Thursday, March 15, 2012

"Things are getting worse, but the shoping's good" - confidence survey

It’s hard to credit. We feel bad about our finances but good about shopping.

The latest Westpac Melbourne Institute consumer sentiment survey finds an extraordinary 43 per cent of us believe our family finances have worsened over the past year, way in excess of the 19 per cent who believe they have got better.

But asked whether “now is a good time to buy a major household item” 50 per cent say it is; only 27 per cent disagree. Asked whether now is a good time to buy a car 44 per cent say yes and only 22 per cent no. Asked whether it’s a good time to buy a house 48 per cent say yes and 28 per cent no.

Westpac’s chief economist Bill Evans has an explanation for the paradox.

“When we ask whether now is a good time to buy, people say ‘yes’ because stuff is cheap on account of the high dollar. But that doesn’t mean they’ll do it.”

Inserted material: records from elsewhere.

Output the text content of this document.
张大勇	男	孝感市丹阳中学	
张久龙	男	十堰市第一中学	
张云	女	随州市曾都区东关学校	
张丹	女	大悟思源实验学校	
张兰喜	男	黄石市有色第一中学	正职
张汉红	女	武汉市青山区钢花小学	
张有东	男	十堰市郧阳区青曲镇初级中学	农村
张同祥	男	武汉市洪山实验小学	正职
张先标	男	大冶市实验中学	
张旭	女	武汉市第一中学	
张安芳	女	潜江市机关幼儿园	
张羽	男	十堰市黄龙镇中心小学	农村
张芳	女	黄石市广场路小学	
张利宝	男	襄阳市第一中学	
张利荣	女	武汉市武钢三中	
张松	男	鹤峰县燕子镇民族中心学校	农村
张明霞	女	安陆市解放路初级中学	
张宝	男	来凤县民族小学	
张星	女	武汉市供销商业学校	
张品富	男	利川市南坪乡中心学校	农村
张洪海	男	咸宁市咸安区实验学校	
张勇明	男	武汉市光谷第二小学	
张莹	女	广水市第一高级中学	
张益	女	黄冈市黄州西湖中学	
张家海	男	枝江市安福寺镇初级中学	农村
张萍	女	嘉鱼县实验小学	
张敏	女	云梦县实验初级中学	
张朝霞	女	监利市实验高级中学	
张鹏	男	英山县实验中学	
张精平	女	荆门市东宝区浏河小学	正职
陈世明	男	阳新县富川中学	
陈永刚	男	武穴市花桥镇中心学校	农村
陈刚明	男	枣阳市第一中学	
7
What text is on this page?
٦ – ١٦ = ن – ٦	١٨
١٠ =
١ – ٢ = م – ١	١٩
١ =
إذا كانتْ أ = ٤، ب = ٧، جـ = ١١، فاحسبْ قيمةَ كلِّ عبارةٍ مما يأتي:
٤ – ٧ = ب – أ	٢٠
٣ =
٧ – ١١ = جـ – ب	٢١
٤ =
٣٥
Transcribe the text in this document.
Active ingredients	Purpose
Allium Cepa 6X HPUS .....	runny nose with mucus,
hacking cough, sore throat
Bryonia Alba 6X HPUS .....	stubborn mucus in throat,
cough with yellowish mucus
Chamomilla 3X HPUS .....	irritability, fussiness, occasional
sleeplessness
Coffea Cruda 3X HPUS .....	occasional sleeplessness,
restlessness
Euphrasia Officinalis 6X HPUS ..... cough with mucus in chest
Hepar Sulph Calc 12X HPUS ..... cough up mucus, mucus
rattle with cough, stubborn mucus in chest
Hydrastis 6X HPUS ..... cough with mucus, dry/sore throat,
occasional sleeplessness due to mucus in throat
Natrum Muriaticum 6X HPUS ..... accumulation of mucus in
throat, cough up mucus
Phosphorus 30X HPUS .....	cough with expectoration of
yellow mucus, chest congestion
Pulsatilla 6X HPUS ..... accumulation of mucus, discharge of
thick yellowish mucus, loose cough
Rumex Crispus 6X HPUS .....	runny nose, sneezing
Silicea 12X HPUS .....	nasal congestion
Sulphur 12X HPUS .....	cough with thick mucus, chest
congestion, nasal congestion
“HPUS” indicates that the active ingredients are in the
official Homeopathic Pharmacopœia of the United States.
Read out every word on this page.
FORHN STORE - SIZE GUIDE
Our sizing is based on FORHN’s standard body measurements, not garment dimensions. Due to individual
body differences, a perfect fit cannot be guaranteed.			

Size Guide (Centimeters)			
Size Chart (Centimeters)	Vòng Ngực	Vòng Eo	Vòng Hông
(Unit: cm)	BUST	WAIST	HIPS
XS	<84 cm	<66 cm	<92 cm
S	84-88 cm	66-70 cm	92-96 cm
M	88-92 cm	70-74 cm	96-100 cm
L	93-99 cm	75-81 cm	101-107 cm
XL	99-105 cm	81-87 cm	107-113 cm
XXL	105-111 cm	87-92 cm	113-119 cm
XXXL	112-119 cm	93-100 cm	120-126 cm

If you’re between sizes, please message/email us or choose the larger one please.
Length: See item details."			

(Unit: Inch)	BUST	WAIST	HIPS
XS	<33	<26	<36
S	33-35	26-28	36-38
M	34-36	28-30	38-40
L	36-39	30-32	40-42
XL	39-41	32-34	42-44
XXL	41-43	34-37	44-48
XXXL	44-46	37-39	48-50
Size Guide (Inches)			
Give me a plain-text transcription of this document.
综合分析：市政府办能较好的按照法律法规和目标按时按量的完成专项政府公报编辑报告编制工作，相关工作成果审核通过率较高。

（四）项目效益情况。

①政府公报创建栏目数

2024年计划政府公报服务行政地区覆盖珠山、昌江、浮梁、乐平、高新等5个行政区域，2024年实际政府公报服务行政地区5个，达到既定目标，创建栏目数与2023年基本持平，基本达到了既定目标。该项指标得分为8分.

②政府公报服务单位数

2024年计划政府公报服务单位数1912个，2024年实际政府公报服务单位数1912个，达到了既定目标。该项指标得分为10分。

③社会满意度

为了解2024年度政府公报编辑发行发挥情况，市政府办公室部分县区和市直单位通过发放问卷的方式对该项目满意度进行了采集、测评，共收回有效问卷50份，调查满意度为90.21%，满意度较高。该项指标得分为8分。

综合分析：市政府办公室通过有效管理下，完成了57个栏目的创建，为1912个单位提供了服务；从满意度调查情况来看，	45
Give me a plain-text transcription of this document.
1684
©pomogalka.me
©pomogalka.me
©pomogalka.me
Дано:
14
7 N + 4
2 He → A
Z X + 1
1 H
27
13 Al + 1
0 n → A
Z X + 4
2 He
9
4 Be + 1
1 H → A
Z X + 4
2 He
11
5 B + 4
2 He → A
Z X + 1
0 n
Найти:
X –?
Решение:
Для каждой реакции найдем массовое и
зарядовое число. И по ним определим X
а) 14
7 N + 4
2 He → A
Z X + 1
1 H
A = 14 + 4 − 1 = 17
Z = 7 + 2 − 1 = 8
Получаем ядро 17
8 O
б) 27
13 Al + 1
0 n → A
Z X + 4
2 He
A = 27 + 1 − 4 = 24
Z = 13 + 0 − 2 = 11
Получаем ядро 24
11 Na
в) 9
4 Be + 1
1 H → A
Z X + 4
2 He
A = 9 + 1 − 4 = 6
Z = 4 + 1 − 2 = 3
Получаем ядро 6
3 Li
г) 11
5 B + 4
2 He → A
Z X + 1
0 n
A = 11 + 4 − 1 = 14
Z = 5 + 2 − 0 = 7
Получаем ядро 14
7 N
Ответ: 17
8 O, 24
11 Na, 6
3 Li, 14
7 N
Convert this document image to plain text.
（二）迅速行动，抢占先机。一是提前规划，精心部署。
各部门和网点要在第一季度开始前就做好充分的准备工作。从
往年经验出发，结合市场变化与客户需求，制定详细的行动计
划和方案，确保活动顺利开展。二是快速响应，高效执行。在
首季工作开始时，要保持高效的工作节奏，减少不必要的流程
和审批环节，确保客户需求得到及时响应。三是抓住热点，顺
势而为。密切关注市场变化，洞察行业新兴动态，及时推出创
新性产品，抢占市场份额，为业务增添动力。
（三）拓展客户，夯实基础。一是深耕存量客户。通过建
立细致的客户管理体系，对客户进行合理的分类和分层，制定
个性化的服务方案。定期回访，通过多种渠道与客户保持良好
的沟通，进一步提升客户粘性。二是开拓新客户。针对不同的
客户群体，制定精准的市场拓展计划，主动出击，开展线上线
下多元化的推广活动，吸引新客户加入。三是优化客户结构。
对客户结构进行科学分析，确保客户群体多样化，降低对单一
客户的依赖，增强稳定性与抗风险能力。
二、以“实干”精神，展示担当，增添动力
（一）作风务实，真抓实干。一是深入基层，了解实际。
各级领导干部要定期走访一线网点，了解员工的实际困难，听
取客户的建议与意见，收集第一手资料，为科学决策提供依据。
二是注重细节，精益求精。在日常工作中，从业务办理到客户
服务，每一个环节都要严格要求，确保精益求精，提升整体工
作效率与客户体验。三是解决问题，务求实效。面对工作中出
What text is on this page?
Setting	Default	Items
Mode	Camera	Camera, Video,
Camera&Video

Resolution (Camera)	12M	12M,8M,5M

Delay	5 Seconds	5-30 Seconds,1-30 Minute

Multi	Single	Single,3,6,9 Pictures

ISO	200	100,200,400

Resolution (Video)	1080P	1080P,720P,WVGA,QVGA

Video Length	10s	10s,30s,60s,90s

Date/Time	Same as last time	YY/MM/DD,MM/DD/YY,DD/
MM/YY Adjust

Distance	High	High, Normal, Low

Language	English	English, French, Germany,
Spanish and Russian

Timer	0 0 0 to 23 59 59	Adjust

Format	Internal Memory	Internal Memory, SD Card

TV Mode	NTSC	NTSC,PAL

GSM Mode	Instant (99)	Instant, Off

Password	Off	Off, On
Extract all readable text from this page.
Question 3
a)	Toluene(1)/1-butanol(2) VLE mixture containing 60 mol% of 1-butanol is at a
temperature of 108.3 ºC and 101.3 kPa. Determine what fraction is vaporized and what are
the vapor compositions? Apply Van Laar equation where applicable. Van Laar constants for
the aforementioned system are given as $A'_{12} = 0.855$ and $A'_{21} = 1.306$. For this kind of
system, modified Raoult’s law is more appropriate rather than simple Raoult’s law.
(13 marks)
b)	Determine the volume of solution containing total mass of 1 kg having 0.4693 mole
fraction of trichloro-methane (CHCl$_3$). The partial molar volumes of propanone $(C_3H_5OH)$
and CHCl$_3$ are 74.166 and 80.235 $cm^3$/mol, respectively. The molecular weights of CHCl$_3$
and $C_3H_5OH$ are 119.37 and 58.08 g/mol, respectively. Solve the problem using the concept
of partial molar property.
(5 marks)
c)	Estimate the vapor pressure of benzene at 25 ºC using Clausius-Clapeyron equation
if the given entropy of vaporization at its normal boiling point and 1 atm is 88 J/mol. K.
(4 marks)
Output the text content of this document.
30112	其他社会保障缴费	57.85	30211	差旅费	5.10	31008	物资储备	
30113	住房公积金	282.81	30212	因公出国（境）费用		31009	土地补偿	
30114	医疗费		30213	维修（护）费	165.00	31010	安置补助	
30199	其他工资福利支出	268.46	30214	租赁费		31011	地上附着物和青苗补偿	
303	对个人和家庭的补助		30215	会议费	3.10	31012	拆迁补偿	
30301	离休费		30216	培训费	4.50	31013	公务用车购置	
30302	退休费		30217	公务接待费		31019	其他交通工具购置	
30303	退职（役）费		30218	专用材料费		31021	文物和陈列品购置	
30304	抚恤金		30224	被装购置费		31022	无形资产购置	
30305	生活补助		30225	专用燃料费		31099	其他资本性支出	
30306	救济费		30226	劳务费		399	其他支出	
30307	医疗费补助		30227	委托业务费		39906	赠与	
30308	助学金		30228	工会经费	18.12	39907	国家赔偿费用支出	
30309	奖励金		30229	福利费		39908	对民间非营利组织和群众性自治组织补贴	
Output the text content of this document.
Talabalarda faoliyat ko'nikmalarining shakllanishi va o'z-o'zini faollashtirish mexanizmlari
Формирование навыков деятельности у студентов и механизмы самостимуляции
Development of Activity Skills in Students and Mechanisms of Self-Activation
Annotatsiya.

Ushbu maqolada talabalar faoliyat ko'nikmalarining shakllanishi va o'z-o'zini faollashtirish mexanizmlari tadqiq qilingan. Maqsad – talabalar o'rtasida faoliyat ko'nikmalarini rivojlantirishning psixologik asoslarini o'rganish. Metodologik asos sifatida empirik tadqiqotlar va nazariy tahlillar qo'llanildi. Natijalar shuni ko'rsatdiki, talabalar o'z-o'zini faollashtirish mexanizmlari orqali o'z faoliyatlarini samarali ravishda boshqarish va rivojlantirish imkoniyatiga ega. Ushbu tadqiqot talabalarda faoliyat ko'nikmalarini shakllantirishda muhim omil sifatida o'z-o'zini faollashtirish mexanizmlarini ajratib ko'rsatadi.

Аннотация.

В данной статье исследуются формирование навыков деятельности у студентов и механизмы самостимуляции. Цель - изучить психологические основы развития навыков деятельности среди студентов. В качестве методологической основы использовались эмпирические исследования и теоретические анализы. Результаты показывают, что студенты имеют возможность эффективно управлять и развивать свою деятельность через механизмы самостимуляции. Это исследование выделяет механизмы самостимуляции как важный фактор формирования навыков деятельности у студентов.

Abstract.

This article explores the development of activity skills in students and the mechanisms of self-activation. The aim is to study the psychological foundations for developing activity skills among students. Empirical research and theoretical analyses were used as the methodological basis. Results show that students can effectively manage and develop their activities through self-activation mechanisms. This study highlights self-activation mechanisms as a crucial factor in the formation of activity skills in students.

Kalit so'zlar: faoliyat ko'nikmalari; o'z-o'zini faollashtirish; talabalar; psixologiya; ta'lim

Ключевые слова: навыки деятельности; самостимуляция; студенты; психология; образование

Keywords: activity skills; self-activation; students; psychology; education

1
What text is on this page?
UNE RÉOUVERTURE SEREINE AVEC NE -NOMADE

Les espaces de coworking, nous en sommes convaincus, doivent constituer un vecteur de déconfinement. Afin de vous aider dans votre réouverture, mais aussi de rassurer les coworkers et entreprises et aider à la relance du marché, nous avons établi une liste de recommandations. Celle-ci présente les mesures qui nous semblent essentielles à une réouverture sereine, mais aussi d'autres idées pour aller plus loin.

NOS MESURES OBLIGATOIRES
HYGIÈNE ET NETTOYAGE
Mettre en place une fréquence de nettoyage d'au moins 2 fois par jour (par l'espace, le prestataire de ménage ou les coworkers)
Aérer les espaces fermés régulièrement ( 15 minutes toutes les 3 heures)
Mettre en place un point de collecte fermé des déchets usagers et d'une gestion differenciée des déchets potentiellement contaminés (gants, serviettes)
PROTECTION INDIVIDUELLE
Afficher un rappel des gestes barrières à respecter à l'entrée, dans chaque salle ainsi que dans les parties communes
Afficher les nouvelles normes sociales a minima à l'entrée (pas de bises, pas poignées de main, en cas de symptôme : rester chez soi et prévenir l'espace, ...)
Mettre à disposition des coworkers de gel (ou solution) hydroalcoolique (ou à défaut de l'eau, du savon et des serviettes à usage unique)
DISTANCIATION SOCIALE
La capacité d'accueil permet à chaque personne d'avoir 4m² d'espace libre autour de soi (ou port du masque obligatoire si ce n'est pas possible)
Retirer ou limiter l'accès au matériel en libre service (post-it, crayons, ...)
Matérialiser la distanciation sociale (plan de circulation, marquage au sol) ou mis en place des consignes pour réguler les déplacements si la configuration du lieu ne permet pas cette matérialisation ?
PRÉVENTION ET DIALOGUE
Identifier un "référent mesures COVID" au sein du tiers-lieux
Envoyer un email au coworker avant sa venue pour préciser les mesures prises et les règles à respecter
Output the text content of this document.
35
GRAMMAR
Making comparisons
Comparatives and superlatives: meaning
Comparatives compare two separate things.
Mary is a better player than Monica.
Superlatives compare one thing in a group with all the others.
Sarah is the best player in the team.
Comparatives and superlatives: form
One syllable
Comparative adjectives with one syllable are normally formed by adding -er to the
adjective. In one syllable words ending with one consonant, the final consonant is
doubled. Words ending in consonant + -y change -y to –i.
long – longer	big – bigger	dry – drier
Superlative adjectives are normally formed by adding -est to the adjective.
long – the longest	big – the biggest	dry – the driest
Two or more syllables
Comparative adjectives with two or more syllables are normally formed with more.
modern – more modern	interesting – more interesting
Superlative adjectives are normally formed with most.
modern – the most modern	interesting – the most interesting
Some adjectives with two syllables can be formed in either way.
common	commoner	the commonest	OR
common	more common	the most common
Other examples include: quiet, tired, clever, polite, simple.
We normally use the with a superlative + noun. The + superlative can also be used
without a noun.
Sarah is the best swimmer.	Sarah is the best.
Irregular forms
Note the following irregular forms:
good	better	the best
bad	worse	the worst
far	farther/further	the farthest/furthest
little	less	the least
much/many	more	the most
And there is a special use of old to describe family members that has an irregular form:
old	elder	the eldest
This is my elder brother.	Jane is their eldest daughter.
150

“We have found actual purchases to be much more closely related to how they feel about their finances, and people are worried"...

The latest retail figures show spending growing at a trend rate of just 0.1 per cent per month, much lower than the rate of inflation. Stores such as Dick Smith and JB Hi Fi whose prices have been held back by the high dollar, report disappointing sales.

Although wages are holding up and unemployment is fairly steady Dr Evans believes falling house and share market prices are making families nervous.

“If you have a lot of debt and your asset is performing well you will be confident, but if you’ve got high debt and your asset is under-performing, you’ll be worried about your finances and less prepared to spend, he says.

The consumer confidence index slid 7.7 per cent to 96.1 in this month’s survey, dipping below the neutral of 100 where optimists balance pessimists.

“The awkward thing for the Reserve Bank is it is now back below where it was before the Bank started cutting rates in November,” said Dr Evans. “Moves by the retail banks and global concerns have offset everything the Bank has done.”

“The weak jobs market is also biting, even though it is not yet showing up in the unemployment rate.”

“Last year was appalling for jobs - the first time since 1992 we failed to expand employment. The only reason unemployment didn’t rise was that men walked away; construction workers and manufacturing workers gave up rather than add to unemployment.”

The survey shows a sharp switch to caution in managing savings. Only 5 per cent of those surveyed now believe the share market is the wisest place for savings, down from 12 per cent a year ago. The proportion believing a bank is the safest place has climbed from 27 to 35 per cent.